ARC (Advance Reading Copy). To be published October 9, 2012. Houghton Mifflin Harcourt. 265 pp.
In this teen adaptation of Greitens’ memoir “The Heart and the Fist,” he writes to readers in matter-of-fact, easy to understand language, speaking of volunteerism and goal setting in short, detailed chapters. He also includes photographs, a heart-to-heart discussion titled “Your Mission,” and a “Notes” section.
Readers learn about his college days in China, Rwanda, Zaire and Bosnia, where he taught English and helped refugees and orphaned children. Helping those less fortunate, and wanting to make a difference, led to his becoming a Navy SEAL. As he took readers through grueling SEAL workouts, along with humorous escapades throughout his life and his time in Iraq, Greitens showed the importance of working hard to achieve goals.
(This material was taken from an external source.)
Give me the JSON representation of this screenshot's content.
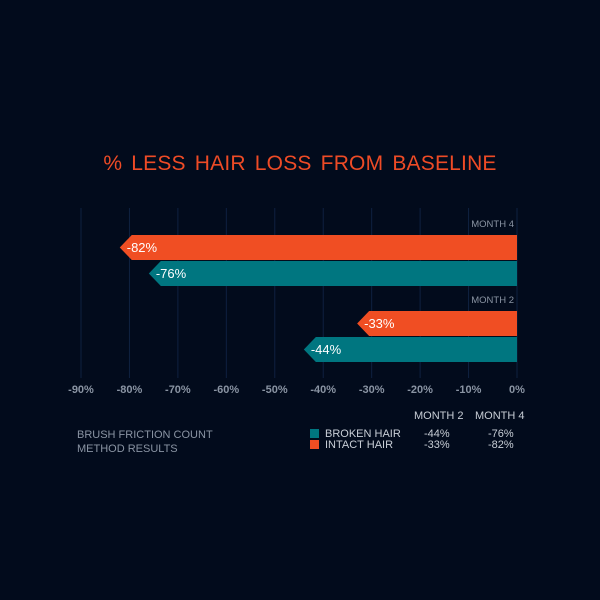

With community service projects a major part of student’s lives, Greiten’s approach to volunteering, and the lessons learned by looking past your own troubles, are very timely. Also, since he loved adventure books where readers had to choose a path before being allowed to continue, Eric made sure to include these types of paths in “The Warrior’s Heart.” Every few chapters he includes a short scenario of an adventure he actually lived through, along with a couple of different choices, and asks readers “What do you do? In the next few chapters, he explained the adventure or situation in detail along with the decision he had chosen to do. This type of narrative involves the reader in the outcomes, and leads to more engagement in the text. Teen readers, especially boys ages 12 and up, will love it.
Greiten makes a strong case for the importance of looking past your own life to help others, which makes “The Warrior’s Heart” an important work to have in all middle, high and public school libraries.